Même après sa mort, Arno parvient toujours à connecter les gens. En ligne pour son urne, le couple a pu s’entretenir avec Hilde Deneyer (55 ans) et Myriam Tordeur (58 ans), également anciennes atteintes d’un cancer. « J’ai beaucoup profité d’Arno et de sa musique pendant mon traitement », témoigne Tordeur. « Il était vraiment reconnaissant de ce qu’il avait vécu. Je prends ça comme exemple. Je pense qu’il a enseigné à beaucoup de gens la sagesse de la vie.

Myriam Tordeur, Hilde Deneyer, Magda Spitaels et Danny Van Huysewinkel se sont rencontrés devant l'AB et ont immédiatement commencé à parler.  Image Tim Dirven

Myriam Tordeur, Hilde Deneyer, Magda Spitaels et Danny Van Huysewinkel se sont rencontrés devant l’AB et ont immédiatement commencé à parler.Image Tim Dirven

Deneyer est d’accord : « Au fil des ans, j’ai réalisé que ce n’était pas des choses si folles qu’il disait. C’était un gars vraiment intelligent. Ostende et Bruxelles ont acquis un nouveau sens grâce à lui.

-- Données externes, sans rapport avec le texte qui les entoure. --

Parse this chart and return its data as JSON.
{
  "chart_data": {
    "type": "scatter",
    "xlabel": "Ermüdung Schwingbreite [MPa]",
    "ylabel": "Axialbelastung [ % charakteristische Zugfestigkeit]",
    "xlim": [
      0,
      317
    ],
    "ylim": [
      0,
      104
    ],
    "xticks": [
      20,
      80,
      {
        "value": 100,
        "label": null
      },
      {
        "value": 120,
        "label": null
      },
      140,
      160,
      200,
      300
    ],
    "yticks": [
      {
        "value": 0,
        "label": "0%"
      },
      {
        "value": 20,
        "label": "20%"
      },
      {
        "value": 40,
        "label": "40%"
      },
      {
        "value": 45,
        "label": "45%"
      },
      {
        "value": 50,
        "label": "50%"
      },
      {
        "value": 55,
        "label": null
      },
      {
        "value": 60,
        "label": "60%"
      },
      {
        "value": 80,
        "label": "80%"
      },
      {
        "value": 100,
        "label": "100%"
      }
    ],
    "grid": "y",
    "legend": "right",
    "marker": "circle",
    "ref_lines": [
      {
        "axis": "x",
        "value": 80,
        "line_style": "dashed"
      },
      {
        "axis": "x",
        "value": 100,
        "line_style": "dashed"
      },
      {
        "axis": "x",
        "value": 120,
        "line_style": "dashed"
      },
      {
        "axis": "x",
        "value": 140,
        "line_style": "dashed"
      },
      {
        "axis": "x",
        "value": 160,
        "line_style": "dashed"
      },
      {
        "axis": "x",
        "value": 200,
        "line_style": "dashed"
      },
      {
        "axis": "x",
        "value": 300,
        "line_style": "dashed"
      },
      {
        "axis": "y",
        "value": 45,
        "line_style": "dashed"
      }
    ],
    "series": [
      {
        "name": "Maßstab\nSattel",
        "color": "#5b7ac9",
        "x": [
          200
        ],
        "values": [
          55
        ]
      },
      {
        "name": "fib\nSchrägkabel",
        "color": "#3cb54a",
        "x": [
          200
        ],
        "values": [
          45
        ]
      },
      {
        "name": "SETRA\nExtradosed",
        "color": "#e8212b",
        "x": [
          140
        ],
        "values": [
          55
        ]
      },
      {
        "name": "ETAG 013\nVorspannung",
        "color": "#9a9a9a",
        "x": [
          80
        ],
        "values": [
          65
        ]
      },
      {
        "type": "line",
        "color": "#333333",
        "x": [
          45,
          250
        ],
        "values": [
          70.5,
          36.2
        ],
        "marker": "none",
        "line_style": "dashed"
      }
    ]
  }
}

Arno a peut-être eu le plus d’impact sur Paul Gijselings (69 ans) de Bruxelles. Il a enfilé un costume rose vif spécialement pour la commémoration. « C’était mon voisin et mon camarade », dit Gijselings avec nostalgie. La tristesse se lit sur son visage. « J’avais l’habitude de faire de la musique moi-même, alors nous nous sommes souvent croisés. Heureusement, je lui ai parlé il y a quelques semaines. Il était un trésor et peut-être le plus grand artiste que nous ayons jamais eu. Si effronté et charmant à la fois. Et ce sourire, doux. J’espère que Stromae reprend un peu son rôle maintenant.

Lorsqu’on lui demande s’il veut dire quelque chose à Arno, il répond avec émotion : « Si je ne me sens pas bien, je l’écoute toujours. J’aimerai toujours le voir. « Et qu’on sera bien », renchérit le jeune Bruxellois Rommelaere.